17. Privacy and Personal Information
NutriciaStore respects Customer privacy and is committed to managing and protecting personal information. For more information or to view the NutriciaStore privacy policy, please visit here
18. Governing Law
- The provisions of this clause16 will survive any termination or expiry of these Terms and Conditions
- The parties submit to the non-exclusive jurisdiction of the courts of New Zealand and any courts competent to hear appeals from those courts.
19. General
- NutriciaStore may amend these Terms and Conditions on notice to the Customer. Any Purchase Order submitted after such notice will be deemed to be acceptance of the updated Terms and Conditions. No amendment or variation of these Terms and Conditions proposed by the Customer is effective unless it is in writing and signed by both parties.
- The Customer must not assign its rights or obligations under or in connection with these Terms and Conditions without the prior written consent of NutriciaStore.
- The rights, powers and remedies provided for in these Terms and Conditions are in addition to, and do not limit or exclude (or otherwise adversely affect), any right, power or remedy provided to the parties by law.
- These Terms and Conditions, the Purchasing Policy and the relevant Purchase Order together constitute the entire agreement of the parties concerning their subject matter, and supersede and cancel any previous representations, agreements, understandings or arrangements (whether written or oral) between the parties in relation to that subject matter. Any catalogues, leaflets, promotional material and other documents supplied by NutriciaStore are supplied only for information purposes and do not alter or vary these Terms.
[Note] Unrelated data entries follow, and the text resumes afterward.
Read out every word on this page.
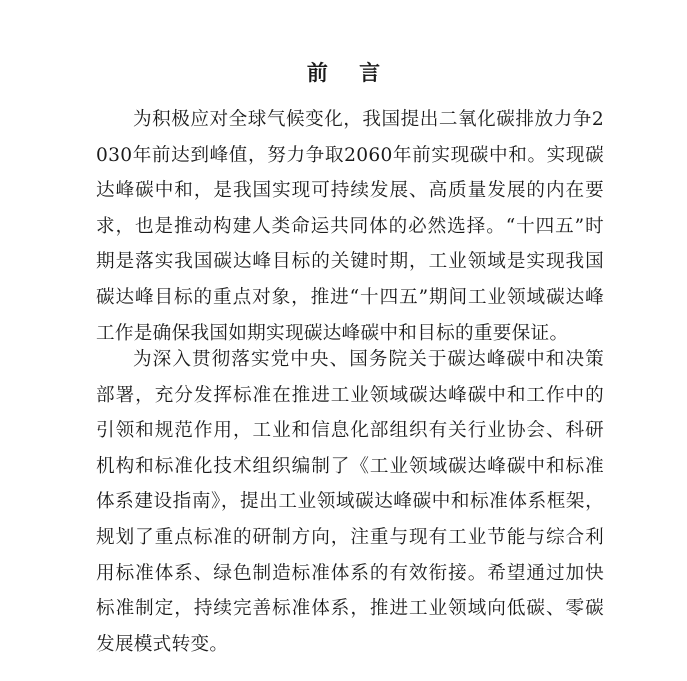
前 言

为积极应对全球气候变化，我国提出二氧化碳排放力争2030年前达到峰值，努力争取2060年前实现碳中和。实现碳达峰碳中和，是我国实现可持续发展、高质量发展的内在要求，也是推动构建人类命运共同体的必然选择。“十四五”时期是落实我国碳达峰目标的关键时期，工业领域是实现我国碳达峰目标的重点对象，推进“十四五”期间工业领域碳达峰工作是确保我国如期实现碳达峰碳中和目标的重要保证。

为深入贯彻落实党中央、国务院关于碳达峰碳中和决策部署，充分发挥标准在推进工业领域碳达峰碳中和工作中的引领和规范作用，工业和信息化部组织有关行业协会、科研机构和标准化技术组织编制了《工业领域碳达峰碳中和标准体系建设指南》，提出工业领域碳达峰碳中和标准体系框架，规划了重点标准的研制方向，注重与现有工业节能与综合利用标准体系、绿色制造标准体系的有效衔接。希望通过加快标准制定，持续完善标准体系，推进工业领域向低碳、零碳发展模式转变。
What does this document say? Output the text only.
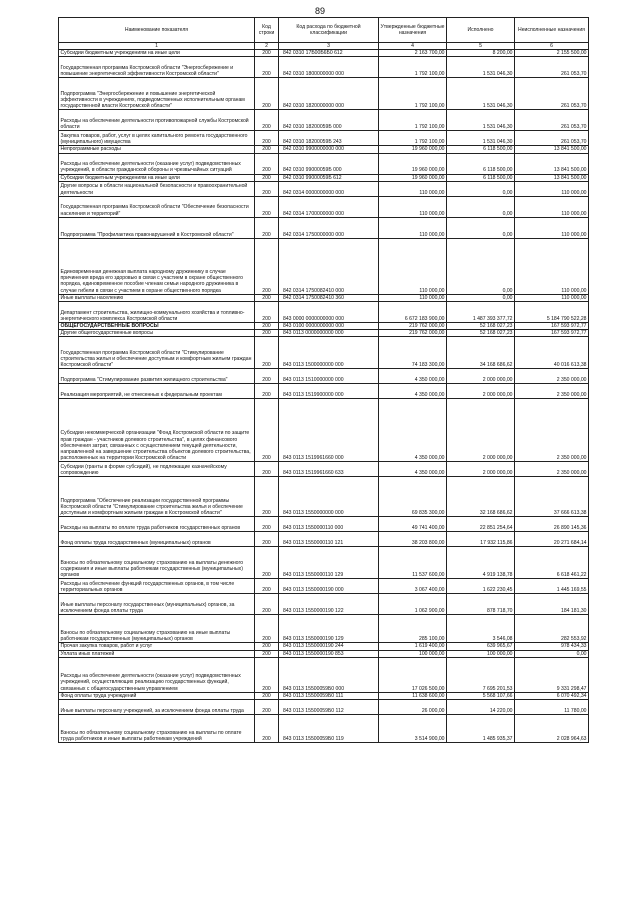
89
Наименование показателя	Код строки	Код расхода по бюджетной классификации	Утвержденные бюджетные назначения	Исполнено	Неисполненные назначения
1	2	3	4	5	6
Субсидии бюджетным учреждениям на иные цели	200	842 0310 17Б00Б6Б0 612	2 163 700,00	8 200,00	2 155 500,00
Государственная программа Костромской области "Энергосбережение и повышение энергетической эффективности Костромской области"	200	842 0310 1800000000 000	1 792 100,00	1 531 046,30	261 053,70
Подпрограмма "Энергосбережение и повышение энергетической эффективности в учреждениях, подведомственных исполнительным органам государственной власти Костромской области"	200	842 0310 1820000000 000	1 792 100,00	1 531 046,30	261 053,70
Расходы на обеспечение деятельности противопожарной службы Костромской области	200	842 0310 18200059Б 000	1 792 100,00	1 531 046,30	261 053,70
Закупка товаров, работ, услуг в целях капитального ремонта государственного (муниципального) имущества	200	842 0310 18200059Б 243	1 792 100,00	1 531 046,30	261 053,70
Непрограммные расходы	200	842 0310 9900000000 000	19 960 000,00	6 118 500,00	13 841 500,00
Расходы на обеспечение деятельности (оказание услуг) подведомственных учреждений, в области гражданской обороны и чрезвычайных ситуаций	200	842 0310 99000059Б 000	19 960 000,00	6 118 500,00	13 841 500,00
Субсидии бюджетным учреждениям на иные цели	200	842 0310 99000059Б 612	19 960 000,00	6 118 500,00	13 841 500,00
Другие вопросы в области национальной безопасности и правоохранительной деятельности	200	842 0314 0000000000 000	110 000,00	0,00	110 000,00
Государственная программа Костромской области "Обеспечение безопасности населения и территорий"	200	842 0314 1700000000 000	110 000,00	0,00	110 000,00
Подпрограмма "Профилактика правонарушений в Костромской области"	200	842 0314 1750000000 000	110 000,00	0,00	110 000,00
Единовременная денежная выплата народному дружиннику в случае причинения вреда его здоровью в связи с участием в охране общественного порядка, единовременное пособие членам семьи народного дружинника в случае гибели в связи с участием в охране общественного порядка	200	842 0314 1750082410 000	110 000,00	0,00	110 000,00
Иные выплаты населению	200	842 0314 1750082410 360	110 000,00	0,00	110 000,00
Департамент строительства, жилищно-коммунального хозяйства и топливно-энергетического комплекса Костромской области	200	843 0000 0000000000 000	6 672 183 900,00	1 487 393 377,72	5 184 790 522,28
ОБЩЕГОСУДАРСТВЕННЫЕ ВОПРОСЫ	200	843 0100 0000000000 000	219 762 000,00	52 168 027,23	167 593 972,77
Другие общегосударственные вопросы	200	843 0113 0000000000 000	219 762 000,00	52 168 027,23	167 593 972,77
Государственная программа Костромской области "Стимулирование строительства жилья и обеспечение доступным и комфортным жильем граждан Костромской области"	200	843 0113 1500000000 000	74 183 300,00	34 168 686,62	40 016 613,38
Подпрограмма "Стимулирование развития жилищного строительства"	200	843 0113 1510000000 000	4 350 000,00	2 000 000,00	2 350 000,00
Реализация мероприятий, не отнесенных к федеральным проектам	200	843 0113 1519900000 000	4 350 000,00	2 000 000,00	2 350 000,00
Субсидии некоммерческой организации "Фонд Костромской области по защите прав граждан - участников долевого строительства", в целях финансового обеспечения затрат, связанных с осуществлением текущей деятельности, направленной на завершение строительства объектов долевого строительства, расположенных на территории Костромской области	200	843 0113 1519961660 000	4 350 000,00	2 000 000,00	2 350 000,00
Субсидии (гранты в форме субсидий), не подлежащие казначейскому сопровождению	200	843 0113 1519961660 633	4 350 000,00	2 000 000,00	2 350 000,00
Подпрограмма "Обеспечение реализации государственной программы Костромской области "Стимулирование строительства жилья и обеспечение доступным и комфортным жильем граждан в Костромской области"	200	843 0113 1550000000 000	69 835 300,00	32 168 686,62	37 666 613,38
Расходы на выплаты по оплате труда работников государственных органов	200	843 0113 1550000110 000	49 741 400,00	22 851 254,64	26 890 145,36
Фонд оплаты труда государственных (муниципальных) органов	200	843 0113 1550000110 121	38 203 800,00	17 932 115,86	20 271 684,14
Взносы по обязательному социальному страхованию на выплаты денежного содержания и иные выплаты работникам государственных (муниципальных) органов	200	843 0113 1550000110 129	11 537 600,00	4 919 138,78	6 618 461,22
Расходы на обеспечение функций государственных органов, в том числе территориальных органов	200	843 0113 1550000190 000	3 067 400,00	1 622 230,45	1 445 169,55
Иные выплаты персоналу государственных (муниципальных) органов, за исключением фонда оплаты труда	200	843 0113 1550000190 122	1 062 900,00	878 718,70	184 181,30
Взносы по обязательному социальному страхованию на иные выплаты работникам государственных (муниципальных) органов	200	843 0113 1550000190 129	285 100,00	3 546,08	282 553,92
Прочая закупка товаров, работ и услуг	200	843 0113 1550000190 244	1 619 400,00	639 965,67	978 434,33
Уплата иных платежей	200	843 0113 1550000190 853	100 000,00	100 000,00	0,00
Расходы на обеспечение деятельности (оказание услуг) подведомственных учреждений, осуществляющих реализацию государственных функций, связанных с общегосударственным управлением	200	843 0113 15500059Б0 000	17 026 500,00	7 695 201,53	9 331 298,47
Фонд оплаты труда учреждений	200	843 0113 15500059Б0 111	11 638 600,00	5 568 107,66	6 070 492,34
Иные выплаты персоналу учреждений, за исключением фонда оплаты труда	200	843 0113 15500059Б0 112	26 000,00	14 220,00	11 780,00
Взносы по обязательному социальному страхованию на выплаты по оплате труда работников и иные выплаты работникам учреждений	200	843 0113 15500059Б0 119	3 514 900,00	1 485 935,37	2 028 964,63
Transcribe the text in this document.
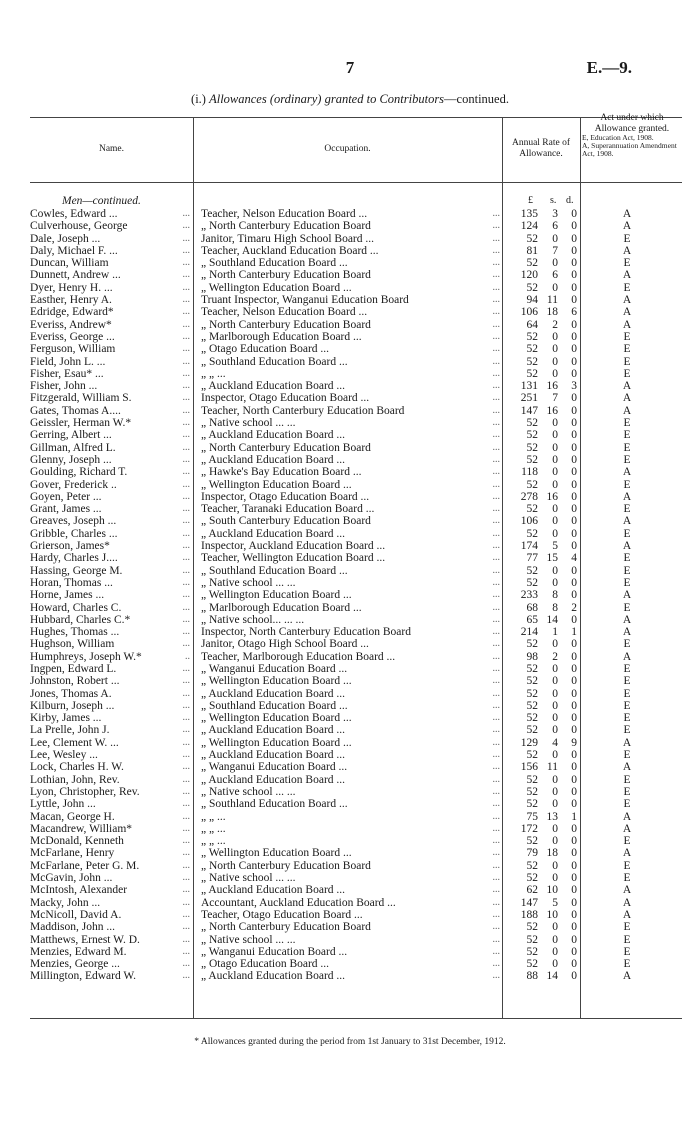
7	E.—9.
(i.) Allowances (ordinary) granted to Contributors—continued.
Name.	Occupation.
Annual Rate of
Allowance.
Act under which
Allowance granted.
E, Education Act, 1908.
A, Superannuation Amendment Act, 1908.
£ s. d.
Men—continued.
Cowles, Edward ...	... Teacher, Nelson Education Board ...	...	135	3	0	A
Culverhouse, George	... „ North Canterbury Education Board	...	124	6	0	A
Dale, Joseph ...	... Janitor, Timaru High School Board ...	...	52	0	0	E
Daly, Michael F. ...	... Teacher, Auckland Education Board ...	...	81	7	0	A
Duncan, William	... „ Southland Education Board ...	...	52	0	0	E
Dunnett, Andrew ...	... „ North Canterbury Education Board	...	120	6	0	A
Dyer, Henry H. ...	... „ Wellington Education Board ...	...	52	0	0	E
Easther, Henry A.	... Truant Inspector, Wanganui Education Board	...	94 11	0	A
Edridge, Edward*	... Teacher, Nelson Education Board ...	...	106 18	6	A
Everiss, Andrew*	... „ North Canterbury Education Board	...	64	2	0	A
Everiss, George ...	... „ Marlborough Education Board ...	...	52	0	0	E
Ferguson, William	... „ Otago Education Board ...	...	52	0	0	E
Field, John L. ...	... „ Southland Education Board ...	...	52	0	0	E
Fisher, Esau* ...	... „ „ ...	...	52	0	0	E
Fisher, John ...	... „ Auckland Education Board ...	...	131 16	3	A
Fitzgerald, William S.	... Inspector, Otago Education Board ...	...	251	7	0	A
Gates, Thomas A....	... Teacher, North Canterbury Education Board	...	147 16	0	A
Geissler, Herman W.*	... „ Native school ... ...	...	52	0	0	E
Gerring, Albert ...	... „ Auckland Education Board ...	...	52	0	0	E
Gillman, Alfred L.	... „ North Canterbury Education Board	...	52	0	0	E
Glenny, Joseph ...	... „ Auckland Education Board ...	...	52	0	0	E
Goulding, Richard T.	... „ Hawke's Bay Education Board ...	...	118	0	0	A
Gover, Frederick ..	... „ Wellington Education Board ...	...	52	0	0	E
Goyen, Peter ...	... Inspector, Otago Education Board ...	...	278 16	0	A
Grant, James ...	... Teacher, Taranaki Education Board ...	...	52	0	0	E
Greaves, Joseph ...	... „ South Canterbury Education Board	...	106	0	0	A
Gribble, Charles ...	... „ Auckland Education Board ...	...	52	0	0	E
Grierson, James*	... Inspector, Auckland Education Board ...	...	174	5	0	A
Hardy, Charles J....	... Teacher, Wellington Education Board ...	...	77 15	4	E
Hassing, George M.	... „ Southland Education Board ...	...	52	0	0	E
Horan, Thomas ...	... „ Native school ... ...	...	52	0	0	E
Horne, James ...	... „ Wellington Education Board ...	...	233	8	0	A
Howard, Charles C.	... „ Marlborough Education Board ...	...	68	8	2	E
Hubbard, Charles C.*	... „ Native school... ... ...	...	65 14	0	A
Hughes, Thomas ...	... Inspector, North Canterbury Education Board	...	214	1	1	A
Hughson, William	... Janitor, Otago High School Board ...	...	52	0	0	E
Humphreys, Joseph W.*	.. Teacher, Marlborough Education Board ...	...	98	2	0	A
Ingpen, Edward L.	... „ Wanganui Education Board ...	...	52	0	0	E
Johnston, Robert ...	... „ Wellington Education Board ...	...	52	0	0	E
Jones, Thomas A.	... „ Auckland Education Board ...	...	52	0	0	E
Kilburn, Joseph ...	... „ Southland Education Board ...	...	52	0	0	E
Kirby, James ...	... „ Wellington Education Board ...	...	52	0	0	E
La Prelle, John J.	... „ Auckland Education Board ...	...	52	0	0	E
Lee, Clement W. ...	... „ Wellington Education Board ...	...	129	4	9	A
Lee, Wesley ...	... „ Auckland Education Board ...	...	52	0	0	E
Lock, Charles H. W.	... „ Wanganui Education Board ...	...	156 11	0	A
Lothian, John, Rev.	... „ Auckland Education Board ...	...	52	0	0	E
Lyon, Christopher, Rev.	... „ Native school ... ...	...	52	0	0	E
Lyttle, John ...	... „ Southland Education Board ...	...	52	0	0	E
Macan, George H.	... „ „ ...	...	75 13	1	A
Macandrew, William*	... „ „ ...	...	172	0	0	A
McDonald, Kenneth	... „ „ ...	...	52	0	0	E
McFarlane, Henry	... „ Wellington Education Board ...	...	79 18	0	A
McFarlane, Peter G. M.	... „ North Canterbury Education Board	...	52	0	0	E
McGavin, John ...	... „ Native school ... ...	...	52	0	0	E
McIntosh, Alexander	... „ Auckland Education Board ...	...	62 10	0	A
Macky, John ...	... Accountant, Auckland Education Board ...	...	147	5	0	A
McNicoll, David A.	... Teacher, Otago Education Board ...	...	188 10	0	A
Maddison, John ...	... „ North Canterbury Education Board	...	52	0	0	E
Matthews, Ernest W. D.	... „ Native school ... ...	...	52	0	0	E
Menzies, Edward M.	... „ Wanganui Education Board ...	...	52	0	0	E
Menzies, George ...	... „ Otago Education Board ...	...	52	0	0	E
Millington, Edward W.	... „ Auckland Education Board ...	...	88 14	0	A
* Allowances granted during the period from 1st January to 31st December, 1912.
- A waiver of any breach of these Terms and Conditions or of any right, power or remedy under, or in connection with, these Terms and Conditions (including a right of termination) is not effective unless that waiver is in writing and is signed by the party granting the waiver. A failure to exercise, a delay in exercising, or a partial exercise of, any right, power or remedy under, or in connection with, these Terms and Conditions does not operate as a waiver of such right, power or remedy. A waiver of any breach is not, and is not deemed to be, a waiver of any other or subsequent breach.
- If any provision of these Terms and Conditions is illegal, invalid or unenforceable then:
- where that provision can be modified to give it a valid and enforceable operation of a partial nature, it must be modified to the minimum extent necessary to achieve that result; and
- in any other case, the provision must be severed from these Terms and Conditions, in which event the remaining provisions of these Terms and Conditions operate as if the severed provision had not been included.
- Notices or other communications given by one party to the other in connection with these Terms and Conditions are to be in writing and sent by personal delivery, post or electronic mail to the address of the relevant party as notified to the other party from time to time. Any notice or other communication is deemed to be received and sufficiently served if:
- personally delivered, on receipt;
- posted by pre-paid official postal service, on the fifth Business Day after posting; and
- if sent by electronic mail, on the on the date and time at which it enters the recipient’s information system (as shown in a confirmation of delivery report from the sender’s information system, which indicates that the email was sent to the email address of the addressee notified for the purposes of this clause 27.7).
- In this Agreement:
- a reference to approval, agreement or confirmation means approval, agreement or confirmation in writing at the relevant party’s discretion;
- when a thing is required to be done or money required to be paid under these Terms and Conditions on a day that is not a Business Day, the thing must be done or the money paid on the next Business Day;
- all currency amounts are in New Zealand dollars unless expressly stated otherwise; and
- in the event of an inconsistency between these Terms and Conditions and a Purchase Order, unless expressly agreed otherwise in writing, these Terms and Conditions will prevail to the extent of the inconsistency.